A/Z
› Por Mauro Cabral
Muchas personas en el mundo fuimos sometidas poco después de nacer, y a menudo también durante nuestra infancia y adolescencia, a procedimientos médicos no consentidos destinados a “corregir” nuestros genitales. Estas prácticas “normalizadoras” incluyen, por ejemplo, la reducción quirúrgica de un clítoris cuyo tamaño excede el promedio, así como la reasignación habitual al sexo femenino de los niños nacidos con un pene cuyo tamaño es inferior a ese promedio. También comprenden la práctica compulsiva de vaginoplastias, la “corrección” quirúrgica de labios mayores y menores, así como del recorrido de la uretra y la remoción “preventiva” de gónadas. El secreto —tanto médico como familiar— ha formado parte tradicionalmente del mismo tratamiento.
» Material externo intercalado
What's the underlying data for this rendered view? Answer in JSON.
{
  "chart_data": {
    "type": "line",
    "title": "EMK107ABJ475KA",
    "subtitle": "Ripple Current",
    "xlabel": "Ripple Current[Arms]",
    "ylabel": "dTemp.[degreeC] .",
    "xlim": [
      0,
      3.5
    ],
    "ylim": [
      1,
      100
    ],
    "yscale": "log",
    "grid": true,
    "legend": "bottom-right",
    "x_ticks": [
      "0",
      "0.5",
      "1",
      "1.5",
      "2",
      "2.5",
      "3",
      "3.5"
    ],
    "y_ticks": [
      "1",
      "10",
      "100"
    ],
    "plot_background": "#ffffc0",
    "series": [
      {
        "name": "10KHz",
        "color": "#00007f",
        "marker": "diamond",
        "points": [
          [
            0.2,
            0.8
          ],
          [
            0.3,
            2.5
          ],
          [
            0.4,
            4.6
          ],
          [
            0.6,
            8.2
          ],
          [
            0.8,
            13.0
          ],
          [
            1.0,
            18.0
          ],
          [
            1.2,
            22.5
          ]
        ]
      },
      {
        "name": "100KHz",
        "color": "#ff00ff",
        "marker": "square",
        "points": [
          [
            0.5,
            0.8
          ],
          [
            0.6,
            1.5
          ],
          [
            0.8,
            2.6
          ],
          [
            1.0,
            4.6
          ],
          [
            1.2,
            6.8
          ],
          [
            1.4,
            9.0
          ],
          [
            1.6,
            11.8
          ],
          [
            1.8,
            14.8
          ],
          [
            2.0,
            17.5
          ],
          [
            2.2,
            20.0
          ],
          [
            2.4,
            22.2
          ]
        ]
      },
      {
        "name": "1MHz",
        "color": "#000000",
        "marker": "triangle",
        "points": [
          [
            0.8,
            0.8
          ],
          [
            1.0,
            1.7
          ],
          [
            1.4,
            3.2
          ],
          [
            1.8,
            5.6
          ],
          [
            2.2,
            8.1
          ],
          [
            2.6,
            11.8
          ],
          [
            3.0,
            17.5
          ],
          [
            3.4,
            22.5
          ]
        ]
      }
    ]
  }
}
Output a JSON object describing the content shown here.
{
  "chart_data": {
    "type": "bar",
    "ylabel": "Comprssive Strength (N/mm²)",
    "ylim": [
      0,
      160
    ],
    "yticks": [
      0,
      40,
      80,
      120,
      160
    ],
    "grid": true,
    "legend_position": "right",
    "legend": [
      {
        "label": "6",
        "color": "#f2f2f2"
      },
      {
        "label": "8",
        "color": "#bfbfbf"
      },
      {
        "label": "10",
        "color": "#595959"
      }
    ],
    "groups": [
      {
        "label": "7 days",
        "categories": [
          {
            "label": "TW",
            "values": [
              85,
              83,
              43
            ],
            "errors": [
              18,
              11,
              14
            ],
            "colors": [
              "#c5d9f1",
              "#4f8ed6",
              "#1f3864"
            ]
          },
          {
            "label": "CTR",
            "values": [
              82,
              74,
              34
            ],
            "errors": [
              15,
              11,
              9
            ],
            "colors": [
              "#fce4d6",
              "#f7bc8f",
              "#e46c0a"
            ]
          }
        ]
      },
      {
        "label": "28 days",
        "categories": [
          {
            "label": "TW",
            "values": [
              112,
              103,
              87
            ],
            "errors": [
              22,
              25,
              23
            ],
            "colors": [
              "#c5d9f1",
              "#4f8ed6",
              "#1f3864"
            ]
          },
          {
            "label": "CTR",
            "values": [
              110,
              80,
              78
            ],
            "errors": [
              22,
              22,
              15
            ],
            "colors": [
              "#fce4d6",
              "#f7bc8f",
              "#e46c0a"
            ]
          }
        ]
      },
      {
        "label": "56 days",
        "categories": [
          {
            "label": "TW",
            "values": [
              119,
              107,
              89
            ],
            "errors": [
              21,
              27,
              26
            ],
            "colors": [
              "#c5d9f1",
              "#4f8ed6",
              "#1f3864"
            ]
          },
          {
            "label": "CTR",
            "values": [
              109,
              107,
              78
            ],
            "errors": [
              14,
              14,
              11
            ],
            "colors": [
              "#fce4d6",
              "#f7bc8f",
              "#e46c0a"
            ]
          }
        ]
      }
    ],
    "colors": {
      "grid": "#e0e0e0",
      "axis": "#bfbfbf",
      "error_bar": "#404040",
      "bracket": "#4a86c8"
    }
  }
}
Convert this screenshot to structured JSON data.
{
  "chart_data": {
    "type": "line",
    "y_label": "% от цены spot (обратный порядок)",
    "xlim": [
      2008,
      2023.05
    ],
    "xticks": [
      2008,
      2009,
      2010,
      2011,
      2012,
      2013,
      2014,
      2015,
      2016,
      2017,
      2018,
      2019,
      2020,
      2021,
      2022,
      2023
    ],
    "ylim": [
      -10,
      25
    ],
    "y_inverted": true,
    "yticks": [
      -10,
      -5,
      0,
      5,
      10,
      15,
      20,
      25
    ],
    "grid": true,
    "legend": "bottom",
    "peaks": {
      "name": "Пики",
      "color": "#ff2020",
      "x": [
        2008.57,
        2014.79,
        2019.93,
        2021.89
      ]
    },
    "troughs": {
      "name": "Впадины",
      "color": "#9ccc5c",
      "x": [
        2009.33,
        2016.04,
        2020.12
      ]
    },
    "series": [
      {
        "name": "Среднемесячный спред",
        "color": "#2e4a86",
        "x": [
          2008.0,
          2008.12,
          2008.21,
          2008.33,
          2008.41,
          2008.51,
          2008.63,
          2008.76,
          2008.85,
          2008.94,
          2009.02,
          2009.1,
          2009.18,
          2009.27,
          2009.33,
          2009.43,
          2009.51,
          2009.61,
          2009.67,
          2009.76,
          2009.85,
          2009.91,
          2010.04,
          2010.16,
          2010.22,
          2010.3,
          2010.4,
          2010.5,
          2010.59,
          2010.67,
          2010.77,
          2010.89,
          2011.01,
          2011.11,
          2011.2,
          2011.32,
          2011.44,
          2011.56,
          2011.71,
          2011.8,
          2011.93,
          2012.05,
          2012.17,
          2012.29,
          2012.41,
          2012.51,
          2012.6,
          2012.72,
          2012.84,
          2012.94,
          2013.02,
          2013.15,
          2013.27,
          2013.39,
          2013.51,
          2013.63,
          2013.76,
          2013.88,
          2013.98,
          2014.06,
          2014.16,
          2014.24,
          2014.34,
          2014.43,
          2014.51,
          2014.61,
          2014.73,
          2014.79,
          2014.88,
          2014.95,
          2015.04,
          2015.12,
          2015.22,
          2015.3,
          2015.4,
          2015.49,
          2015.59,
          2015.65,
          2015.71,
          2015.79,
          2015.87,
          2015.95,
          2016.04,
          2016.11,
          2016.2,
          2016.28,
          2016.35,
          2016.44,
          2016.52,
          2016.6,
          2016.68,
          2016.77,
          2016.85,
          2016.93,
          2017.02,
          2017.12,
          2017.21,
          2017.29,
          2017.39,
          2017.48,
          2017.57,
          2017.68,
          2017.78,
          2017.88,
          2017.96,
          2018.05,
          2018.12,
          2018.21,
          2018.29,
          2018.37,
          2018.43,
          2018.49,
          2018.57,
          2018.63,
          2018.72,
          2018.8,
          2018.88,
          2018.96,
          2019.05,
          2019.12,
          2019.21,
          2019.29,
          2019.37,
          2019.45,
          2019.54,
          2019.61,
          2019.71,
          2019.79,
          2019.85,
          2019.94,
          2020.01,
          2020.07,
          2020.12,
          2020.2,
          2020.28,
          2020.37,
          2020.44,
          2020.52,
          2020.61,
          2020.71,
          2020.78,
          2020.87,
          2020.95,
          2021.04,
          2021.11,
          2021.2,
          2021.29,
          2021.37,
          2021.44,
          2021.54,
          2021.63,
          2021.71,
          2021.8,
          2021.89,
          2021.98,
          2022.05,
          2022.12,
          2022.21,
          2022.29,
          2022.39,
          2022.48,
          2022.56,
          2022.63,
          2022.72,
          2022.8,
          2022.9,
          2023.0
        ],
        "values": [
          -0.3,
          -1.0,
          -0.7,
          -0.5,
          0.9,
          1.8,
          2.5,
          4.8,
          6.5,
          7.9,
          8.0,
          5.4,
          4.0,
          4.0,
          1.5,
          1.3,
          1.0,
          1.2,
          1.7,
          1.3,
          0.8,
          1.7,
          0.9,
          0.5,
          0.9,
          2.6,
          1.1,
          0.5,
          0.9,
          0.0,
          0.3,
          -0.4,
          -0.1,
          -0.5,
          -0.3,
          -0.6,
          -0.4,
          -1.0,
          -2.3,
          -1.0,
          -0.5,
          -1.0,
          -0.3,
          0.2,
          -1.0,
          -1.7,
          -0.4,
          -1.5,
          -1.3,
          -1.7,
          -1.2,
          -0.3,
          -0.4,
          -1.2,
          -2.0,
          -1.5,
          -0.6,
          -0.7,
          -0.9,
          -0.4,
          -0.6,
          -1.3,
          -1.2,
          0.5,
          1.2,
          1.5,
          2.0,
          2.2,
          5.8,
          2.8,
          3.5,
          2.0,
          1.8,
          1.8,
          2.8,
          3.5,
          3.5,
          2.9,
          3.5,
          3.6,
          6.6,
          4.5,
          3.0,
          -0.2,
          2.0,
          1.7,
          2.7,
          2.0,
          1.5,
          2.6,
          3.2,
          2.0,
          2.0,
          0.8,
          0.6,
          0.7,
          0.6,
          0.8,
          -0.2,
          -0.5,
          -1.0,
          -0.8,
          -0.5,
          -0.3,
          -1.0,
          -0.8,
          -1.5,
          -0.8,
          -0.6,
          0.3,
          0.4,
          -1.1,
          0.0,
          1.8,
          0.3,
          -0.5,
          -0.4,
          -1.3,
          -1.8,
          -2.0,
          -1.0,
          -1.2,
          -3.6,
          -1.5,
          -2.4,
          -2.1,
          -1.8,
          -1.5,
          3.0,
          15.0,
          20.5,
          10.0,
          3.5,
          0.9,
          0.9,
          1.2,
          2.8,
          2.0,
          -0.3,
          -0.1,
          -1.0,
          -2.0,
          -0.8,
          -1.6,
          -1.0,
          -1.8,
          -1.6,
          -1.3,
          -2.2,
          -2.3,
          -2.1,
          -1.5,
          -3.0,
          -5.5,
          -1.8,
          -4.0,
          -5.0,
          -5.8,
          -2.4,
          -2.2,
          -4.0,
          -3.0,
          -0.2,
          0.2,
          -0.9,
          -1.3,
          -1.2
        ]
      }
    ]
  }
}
De acuerdo con el saber médico, jurídico y bioético instituido, un cuerpo sexuado que varía respecto de los promedios femenino y masculino podría comprometer no sólo el desarrollo “normal” de la identidad de género y de la orientación sexual sino también la propia integridad individual de quien lo porta. La falta de “normalización” quirúrgica daría lugar a la marginación, la discriminación y la violencia (es decir, nos condenaría a habitar en un entremedio imposible y abyecto entre la masculinidad y la feminidad). Frente a ese peligro, la insensibilidad genital, el trauma post-quirúrgico, las interminables complicaciones y la experiencia del secreto, el ocultamiento y la vergüenza parecieran ser males menores. No lo han sido, no lo son.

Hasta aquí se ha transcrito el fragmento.